これはおそらく特殊な考え方で、普通に考えたらかえって波が大きくなってしまうんじゃないかと思うんですが、神田橋先生曰くむしろそのほうが波は大きくならずに済むんだそうです。
私はこの考え方が結構好きです。

『気分屋的に生きれば、気分は安定する』という言葉が出てくる文章はネット上でも読むことができます。
興味のある方は「福岡精神医学研究会講演記録 ネコぶろぐ」で検索してみてください。

 

気分の波に逆らわない

「気分の波を抑えるつもりがないってことは、治す気がないんだろう」と感じられる方もいるかもしれませんが、そうではありません。
気持ちのいい躁状態を感じられる人躁の時に創作意欲が刺激される人にとって、躁を抑え込むことは苦しいことなのではないかと想像できます。
かといって何も対処しないで過ごすと、本人や周囲の方々にとって重大な問題を引き起こす可能性が高まります。

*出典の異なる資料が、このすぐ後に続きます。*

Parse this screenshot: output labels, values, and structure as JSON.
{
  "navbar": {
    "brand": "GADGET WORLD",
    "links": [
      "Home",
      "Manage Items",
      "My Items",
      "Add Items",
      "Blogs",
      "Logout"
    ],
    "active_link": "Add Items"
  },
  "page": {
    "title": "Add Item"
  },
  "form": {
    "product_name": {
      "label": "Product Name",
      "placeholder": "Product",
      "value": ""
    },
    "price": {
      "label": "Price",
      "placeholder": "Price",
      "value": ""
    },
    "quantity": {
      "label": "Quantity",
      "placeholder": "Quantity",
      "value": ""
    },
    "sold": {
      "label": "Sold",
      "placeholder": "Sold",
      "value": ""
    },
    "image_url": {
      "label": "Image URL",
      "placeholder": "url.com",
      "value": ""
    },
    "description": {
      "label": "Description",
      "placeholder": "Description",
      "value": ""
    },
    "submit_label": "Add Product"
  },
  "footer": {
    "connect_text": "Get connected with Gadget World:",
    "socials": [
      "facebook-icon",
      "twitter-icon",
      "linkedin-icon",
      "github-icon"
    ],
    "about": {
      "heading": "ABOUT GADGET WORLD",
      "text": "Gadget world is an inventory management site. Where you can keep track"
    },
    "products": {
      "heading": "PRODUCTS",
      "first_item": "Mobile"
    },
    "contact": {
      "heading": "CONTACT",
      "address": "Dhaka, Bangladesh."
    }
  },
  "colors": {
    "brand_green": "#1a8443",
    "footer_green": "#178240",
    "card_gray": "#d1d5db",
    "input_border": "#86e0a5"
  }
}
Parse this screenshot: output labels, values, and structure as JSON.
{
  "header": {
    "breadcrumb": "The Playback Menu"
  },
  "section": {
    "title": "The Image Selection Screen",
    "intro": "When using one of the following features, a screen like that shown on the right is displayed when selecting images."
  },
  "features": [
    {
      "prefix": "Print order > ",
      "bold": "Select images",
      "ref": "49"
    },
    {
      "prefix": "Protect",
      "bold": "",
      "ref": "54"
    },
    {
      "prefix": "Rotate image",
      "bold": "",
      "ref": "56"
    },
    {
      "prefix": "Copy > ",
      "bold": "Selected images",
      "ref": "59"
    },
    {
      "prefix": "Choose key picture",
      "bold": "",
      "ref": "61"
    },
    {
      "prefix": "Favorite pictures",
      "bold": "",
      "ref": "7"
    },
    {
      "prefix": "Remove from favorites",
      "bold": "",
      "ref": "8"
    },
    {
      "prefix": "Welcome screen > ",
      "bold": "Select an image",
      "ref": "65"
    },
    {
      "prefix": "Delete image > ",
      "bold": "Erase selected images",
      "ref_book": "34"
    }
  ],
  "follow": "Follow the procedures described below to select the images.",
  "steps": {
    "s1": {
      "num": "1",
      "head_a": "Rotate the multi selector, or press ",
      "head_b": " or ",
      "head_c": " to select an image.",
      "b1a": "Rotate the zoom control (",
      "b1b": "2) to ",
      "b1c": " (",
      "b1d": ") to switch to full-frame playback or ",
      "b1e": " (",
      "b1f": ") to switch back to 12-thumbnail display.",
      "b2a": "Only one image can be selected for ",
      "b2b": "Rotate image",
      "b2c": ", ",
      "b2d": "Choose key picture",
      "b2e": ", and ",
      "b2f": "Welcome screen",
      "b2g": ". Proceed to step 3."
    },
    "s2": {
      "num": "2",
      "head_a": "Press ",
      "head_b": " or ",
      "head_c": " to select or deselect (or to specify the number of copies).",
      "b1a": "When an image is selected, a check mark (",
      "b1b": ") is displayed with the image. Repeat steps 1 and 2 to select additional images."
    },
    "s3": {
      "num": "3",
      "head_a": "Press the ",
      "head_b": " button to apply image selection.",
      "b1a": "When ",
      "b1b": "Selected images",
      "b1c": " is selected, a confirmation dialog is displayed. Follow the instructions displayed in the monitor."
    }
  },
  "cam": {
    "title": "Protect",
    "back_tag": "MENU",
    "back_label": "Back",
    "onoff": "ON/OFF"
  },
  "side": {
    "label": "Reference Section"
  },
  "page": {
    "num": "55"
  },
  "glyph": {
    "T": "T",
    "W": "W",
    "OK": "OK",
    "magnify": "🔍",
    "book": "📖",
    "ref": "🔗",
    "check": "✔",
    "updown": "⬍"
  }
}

ですので、身近に状態を見守ってくれる人がいて、あまりに躁やうつがひどくなってきた際には服薬や入院を促してくれるような状況が必要になってくるのではないかと考えます。
自制心がなくなっている状態でも、この人の判断なら信じられる、従おうと思えるような存在がいてくれると心強いですね。

優先順位をどう設定するのかによっては、
あえて波に逆らわない生き方を選ぶことも否定できないでしょう。
しかし、十分な検討をしないままでこの考え方に突き進むのは危険だと思います。
特に、躁状態の時に決断するのはやめたほうがいいと思います。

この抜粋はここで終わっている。